Ainda dentro da história das mentalidades, se apresenta também uma forte influência da psico-história, apresentada por Wilhelm Reich e Erich Fromm, que apresentam conceitos muito importantes para a história, como o conceito de caráter social apresentado por Reich, ou o conceito de filtro social apresentado por Fromm, este último por exemplo, veio a se assemelhar muito com o conceito de mentalidade da época desenvolvido durante as Novelle Historie nos anos 60. Apesar dos constantes riscos de anacronismo, visto que a mesma trabalha diretamente com as concepções e constatações de psicólogos modernos ou contemporâneos, a psico-história se demonstra um campo promissor, e tem para si autores de extrema relevância histórica como Alain Besançon e Peter Gay.


Resumo 3



O texto agora vai buscar apresentar uma visão geral acerca das abordagens históricas, ou seja, das subdivisões dentro da história que se diferem dentro do campo de observação. Primeiramente temos a história oral, que acaba sendo um pouco diferente, pois é mais relativa ao método de análise da fonte do que o campo observacional, podendo ser correlacionada com outras abordagens, a história oral trabalha com fontes produzidas diretamente pelo próprio historiador, através de entrevistas e depoimentos colhidos pelo mesmo. Em oposição a história oral temos a história escrita que apesar de ser a mais usada não é homogênea, os positivistas tratam a fonte como um testemunho, já hoje graças a influência dos annales podemos observar as fontes enquanto discursos e isso muda completamente a interpretação da mesma. A análise de um discurso deve sempre cumprir três princípios importantes, o intra-texto, o intertexto e o contexto, ou seja, respectivamente deve analisar o conteúdo interno do texto, sua relação com outros textos dentro da mesma realidade e por fim uma análise contextual, observando de que local parte o autor, em que momento o texto foi escrito, etc. Temos também a história imediata, essa muito mais específica, onde o historiador se insere enquanto produtor do testemunho e ator social, um exemplo é a produção Uma história da revolução russa, escrita por León Trotsky durante a própria revolução.

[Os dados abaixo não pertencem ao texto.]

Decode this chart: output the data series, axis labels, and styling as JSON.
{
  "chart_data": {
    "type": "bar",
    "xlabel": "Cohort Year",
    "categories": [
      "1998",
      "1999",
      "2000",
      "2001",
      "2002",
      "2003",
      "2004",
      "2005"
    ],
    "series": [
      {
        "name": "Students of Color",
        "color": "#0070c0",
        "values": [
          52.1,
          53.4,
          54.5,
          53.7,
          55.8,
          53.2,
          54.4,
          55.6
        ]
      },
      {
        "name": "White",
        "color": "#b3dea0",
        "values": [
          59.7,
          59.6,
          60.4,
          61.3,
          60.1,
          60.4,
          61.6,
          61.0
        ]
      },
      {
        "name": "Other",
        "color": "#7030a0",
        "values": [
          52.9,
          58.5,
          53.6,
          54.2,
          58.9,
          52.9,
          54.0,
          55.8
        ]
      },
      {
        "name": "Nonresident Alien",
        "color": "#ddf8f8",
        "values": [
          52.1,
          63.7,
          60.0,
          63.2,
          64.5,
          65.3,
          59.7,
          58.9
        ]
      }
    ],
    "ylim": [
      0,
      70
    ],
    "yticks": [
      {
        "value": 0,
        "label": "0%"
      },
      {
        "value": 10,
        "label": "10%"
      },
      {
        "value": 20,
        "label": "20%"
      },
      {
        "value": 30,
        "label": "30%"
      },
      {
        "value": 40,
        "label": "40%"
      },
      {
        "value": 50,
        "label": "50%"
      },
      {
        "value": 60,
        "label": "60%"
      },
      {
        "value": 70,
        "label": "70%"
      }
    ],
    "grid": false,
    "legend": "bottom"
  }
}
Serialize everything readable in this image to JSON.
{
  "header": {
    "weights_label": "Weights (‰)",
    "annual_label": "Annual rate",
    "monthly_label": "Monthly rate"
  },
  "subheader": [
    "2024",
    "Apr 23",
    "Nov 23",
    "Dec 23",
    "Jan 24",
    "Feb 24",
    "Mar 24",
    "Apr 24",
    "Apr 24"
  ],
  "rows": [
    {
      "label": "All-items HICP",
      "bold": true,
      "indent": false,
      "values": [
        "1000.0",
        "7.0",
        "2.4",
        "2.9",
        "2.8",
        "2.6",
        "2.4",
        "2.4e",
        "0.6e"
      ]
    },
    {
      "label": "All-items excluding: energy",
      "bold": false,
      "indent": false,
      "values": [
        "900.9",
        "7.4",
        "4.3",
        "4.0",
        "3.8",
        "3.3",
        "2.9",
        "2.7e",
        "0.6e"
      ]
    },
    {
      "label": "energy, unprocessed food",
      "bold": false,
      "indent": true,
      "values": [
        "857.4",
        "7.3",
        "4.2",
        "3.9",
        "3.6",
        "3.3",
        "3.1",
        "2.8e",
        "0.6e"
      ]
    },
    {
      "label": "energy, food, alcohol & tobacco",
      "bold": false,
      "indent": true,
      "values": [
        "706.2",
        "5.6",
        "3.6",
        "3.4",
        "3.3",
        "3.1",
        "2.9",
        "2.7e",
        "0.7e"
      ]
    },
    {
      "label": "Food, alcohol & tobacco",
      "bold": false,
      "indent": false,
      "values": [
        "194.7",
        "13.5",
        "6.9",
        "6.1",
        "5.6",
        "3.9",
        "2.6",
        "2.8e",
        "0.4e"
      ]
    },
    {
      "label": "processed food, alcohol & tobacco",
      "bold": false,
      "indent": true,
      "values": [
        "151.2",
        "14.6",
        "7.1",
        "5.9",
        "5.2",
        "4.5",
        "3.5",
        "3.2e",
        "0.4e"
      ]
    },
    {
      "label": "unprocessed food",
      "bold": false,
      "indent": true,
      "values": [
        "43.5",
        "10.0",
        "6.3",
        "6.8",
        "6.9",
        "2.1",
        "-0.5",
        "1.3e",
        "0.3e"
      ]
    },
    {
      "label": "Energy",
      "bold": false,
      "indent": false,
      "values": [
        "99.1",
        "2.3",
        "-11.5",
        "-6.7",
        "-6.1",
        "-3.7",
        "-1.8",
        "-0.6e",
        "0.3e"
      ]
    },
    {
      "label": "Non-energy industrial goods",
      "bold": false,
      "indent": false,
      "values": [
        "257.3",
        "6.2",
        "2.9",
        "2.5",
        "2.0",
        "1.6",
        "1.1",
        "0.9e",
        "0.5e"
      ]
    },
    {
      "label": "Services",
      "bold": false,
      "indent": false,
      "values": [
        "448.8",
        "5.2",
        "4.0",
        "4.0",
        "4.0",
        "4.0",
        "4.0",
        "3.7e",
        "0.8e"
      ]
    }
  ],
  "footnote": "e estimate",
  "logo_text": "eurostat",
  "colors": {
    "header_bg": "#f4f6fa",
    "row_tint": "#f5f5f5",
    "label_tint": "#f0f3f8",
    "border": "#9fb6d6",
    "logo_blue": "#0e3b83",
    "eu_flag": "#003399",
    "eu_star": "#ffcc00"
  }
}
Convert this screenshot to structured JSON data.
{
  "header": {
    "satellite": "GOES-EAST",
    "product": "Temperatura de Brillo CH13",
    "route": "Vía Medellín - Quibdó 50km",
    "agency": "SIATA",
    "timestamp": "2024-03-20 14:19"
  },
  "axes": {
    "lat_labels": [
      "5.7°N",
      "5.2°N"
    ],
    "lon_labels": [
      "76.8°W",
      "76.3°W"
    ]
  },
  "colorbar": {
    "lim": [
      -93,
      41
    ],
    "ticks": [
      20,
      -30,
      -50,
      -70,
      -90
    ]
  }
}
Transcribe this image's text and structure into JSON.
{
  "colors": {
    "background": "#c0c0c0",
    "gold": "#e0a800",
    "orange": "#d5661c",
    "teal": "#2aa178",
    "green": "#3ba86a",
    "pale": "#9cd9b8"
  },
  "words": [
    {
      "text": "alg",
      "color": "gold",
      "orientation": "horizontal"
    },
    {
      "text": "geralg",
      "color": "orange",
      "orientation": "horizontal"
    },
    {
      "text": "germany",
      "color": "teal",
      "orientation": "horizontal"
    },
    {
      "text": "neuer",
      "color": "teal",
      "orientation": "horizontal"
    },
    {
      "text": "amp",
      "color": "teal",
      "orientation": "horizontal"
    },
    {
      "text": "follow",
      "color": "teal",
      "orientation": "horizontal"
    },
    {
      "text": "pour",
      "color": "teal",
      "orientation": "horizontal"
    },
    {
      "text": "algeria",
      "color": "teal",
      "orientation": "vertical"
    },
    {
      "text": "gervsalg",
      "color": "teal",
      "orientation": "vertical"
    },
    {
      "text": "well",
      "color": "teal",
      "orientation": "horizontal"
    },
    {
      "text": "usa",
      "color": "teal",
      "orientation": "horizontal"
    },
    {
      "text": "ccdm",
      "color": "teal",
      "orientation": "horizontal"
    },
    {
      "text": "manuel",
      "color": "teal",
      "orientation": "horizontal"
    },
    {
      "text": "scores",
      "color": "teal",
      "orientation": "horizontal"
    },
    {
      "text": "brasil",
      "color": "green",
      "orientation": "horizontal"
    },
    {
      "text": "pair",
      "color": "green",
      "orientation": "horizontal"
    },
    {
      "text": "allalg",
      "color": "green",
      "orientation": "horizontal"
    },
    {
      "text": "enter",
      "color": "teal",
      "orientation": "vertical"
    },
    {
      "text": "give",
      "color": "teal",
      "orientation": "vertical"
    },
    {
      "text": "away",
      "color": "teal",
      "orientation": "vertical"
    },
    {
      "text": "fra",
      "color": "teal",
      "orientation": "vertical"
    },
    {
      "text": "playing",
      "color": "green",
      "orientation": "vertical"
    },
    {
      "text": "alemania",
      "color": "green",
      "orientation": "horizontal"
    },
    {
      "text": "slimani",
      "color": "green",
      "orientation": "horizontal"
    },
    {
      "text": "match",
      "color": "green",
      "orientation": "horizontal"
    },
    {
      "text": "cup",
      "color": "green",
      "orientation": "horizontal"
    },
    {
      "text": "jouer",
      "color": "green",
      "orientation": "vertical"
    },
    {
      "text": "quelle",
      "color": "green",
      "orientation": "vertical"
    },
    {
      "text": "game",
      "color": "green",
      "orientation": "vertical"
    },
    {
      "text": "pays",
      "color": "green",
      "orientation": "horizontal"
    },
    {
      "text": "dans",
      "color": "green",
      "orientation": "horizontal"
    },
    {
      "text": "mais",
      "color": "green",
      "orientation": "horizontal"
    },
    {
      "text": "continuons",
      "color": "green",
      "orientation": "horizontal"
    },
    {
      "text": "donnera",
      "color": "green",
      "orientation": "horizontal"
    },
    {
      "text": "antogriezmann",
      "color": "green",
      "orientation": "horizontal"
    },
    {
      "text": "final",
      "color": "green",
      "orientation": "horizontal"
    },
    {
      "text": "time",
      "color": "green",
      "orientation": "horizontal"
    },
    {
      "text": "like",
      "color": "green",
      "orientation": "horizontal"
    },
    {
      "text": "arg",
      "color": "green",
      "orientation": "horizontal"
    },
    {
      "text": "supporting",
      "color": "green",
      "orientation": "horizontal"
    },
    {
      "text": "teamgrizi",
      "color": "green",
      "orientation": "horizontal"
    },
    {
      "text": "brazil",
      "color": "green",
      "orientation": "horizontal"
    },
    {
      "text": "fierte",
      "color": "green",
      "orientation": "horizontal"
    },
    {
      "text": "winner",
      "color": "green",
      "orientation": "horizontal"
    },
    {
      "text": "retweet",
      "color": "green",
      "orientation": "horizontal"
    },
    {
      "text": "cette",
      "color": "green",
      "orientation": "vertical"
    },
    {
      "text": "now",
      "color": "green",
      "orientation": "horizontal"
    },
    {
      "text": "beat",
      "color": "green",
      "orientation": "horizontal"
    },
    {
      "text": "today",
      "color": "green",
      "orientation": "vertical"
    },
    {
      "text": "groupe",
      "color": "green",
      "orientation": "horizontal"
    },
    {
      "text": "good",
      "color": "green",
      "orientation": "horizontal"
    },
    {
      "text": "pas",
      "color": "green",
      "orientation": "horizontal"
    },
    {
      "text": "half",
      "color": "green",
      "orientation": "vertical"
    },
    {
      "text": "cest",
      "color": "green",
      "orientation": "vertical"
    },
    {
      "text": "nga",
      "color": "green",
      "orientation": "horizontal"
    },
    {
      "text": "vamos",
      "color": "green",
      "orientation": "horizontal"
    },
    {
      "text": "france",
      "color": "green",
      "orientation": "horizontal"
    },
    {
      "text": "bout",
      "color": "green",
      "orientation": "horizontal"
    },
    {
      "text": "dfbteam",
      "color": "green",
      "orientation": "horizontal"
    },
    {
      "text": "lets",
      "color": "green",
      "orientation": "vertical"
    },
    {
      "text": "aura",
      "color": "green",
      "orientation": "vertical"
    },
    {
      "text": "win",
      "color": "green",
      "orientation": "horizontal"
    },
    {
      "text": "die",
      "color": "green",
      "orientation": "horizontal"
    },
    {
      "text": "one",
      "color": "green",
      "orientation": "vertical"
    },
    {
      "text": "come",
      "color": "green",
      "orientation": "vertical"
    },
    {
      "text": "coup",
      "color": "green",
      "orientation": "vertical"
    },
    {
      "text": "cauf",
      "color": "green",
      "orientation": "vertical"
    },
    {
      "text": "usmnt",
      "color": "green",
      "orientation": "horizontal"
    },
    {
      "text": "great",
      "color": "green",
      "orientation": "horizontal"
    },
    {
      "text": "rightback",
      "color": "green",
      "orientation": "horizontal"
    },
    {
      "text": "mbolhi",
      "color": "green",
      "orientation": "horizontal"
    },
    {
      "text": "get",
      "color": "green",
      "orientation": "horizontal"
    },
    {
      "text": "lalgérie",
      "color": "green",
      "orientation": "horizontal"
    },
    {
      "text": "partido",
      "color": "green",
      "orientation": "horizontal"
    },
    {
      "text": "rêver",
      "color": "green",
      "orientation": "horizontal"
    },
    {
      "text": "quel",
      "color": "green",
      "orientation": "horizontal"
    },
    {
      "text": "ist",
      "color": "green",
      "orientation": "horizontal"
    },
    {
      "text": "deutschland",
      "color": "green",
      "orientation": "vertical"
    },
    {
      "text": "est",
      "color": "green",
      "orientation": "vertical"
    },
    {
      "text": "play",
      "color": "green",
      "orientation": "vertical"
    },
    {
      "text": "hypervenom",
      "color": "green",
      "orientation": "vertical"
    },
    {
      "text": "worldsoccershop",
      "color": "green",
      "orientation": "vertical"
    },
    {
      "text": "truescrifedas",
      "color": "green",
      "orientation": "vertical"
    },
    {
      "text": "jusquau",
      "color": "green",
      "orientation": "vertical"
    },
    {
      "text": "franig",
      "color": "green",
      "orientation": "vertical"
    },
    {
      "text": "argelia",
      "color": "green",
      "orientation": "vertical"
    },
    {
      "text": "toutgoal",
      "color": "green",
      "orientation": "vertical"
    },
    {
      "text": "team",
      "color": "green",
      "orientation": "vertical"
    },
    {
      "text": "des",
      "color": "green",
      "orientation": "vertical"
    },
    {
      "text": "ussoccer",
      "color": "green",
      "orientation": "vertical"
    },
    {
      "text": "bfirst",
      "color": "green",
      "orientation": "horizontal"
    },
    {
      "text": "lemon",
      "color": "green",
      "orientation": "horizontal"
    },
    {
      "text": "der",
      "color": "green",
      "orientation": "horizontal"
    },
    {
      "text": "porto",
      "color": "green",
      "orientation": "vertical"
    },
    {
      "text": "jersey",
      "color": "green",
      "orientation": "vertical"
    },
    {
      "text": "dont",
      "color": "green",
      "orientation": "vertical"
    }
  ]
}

Adentrando agora outras concepções, temos a história serial, que busca uma serialização das informações apresentadas em fontes com uma certa homogeneidade. Muitas vezes é confundida com a História quantitativa, apesar de ambas poderem ser utilizadas em conjunto a última tem seu próprio significado e definição, a história quantitativa trabalha com a observação da realidade através da estatística e da síntese de dados matemáticos. Outros campos que muitas vezes se confundem, especialmente por iniciantes, são os campos da Micro-História e da História Regional, a história regional se propõe a estudar algum tema dentro de um espaço físico delimitado diretamente pelo historiador, independente dos recortes geográficos ou políticos. Já a micro-história não se limita por um espaço físico, e sim por realidades e aspectos em uma menor escala, em busca de uma análise que seria impossível em visões macro, quando um historiador da micro-história analisa uma comunidade ou uma pequena região a ele não é foco a região ou a comunidade, mas sim as realidades ali expostas, e essas realidades podem e servem como produto de análises muito mais macro, que embarcam toda a sociedade.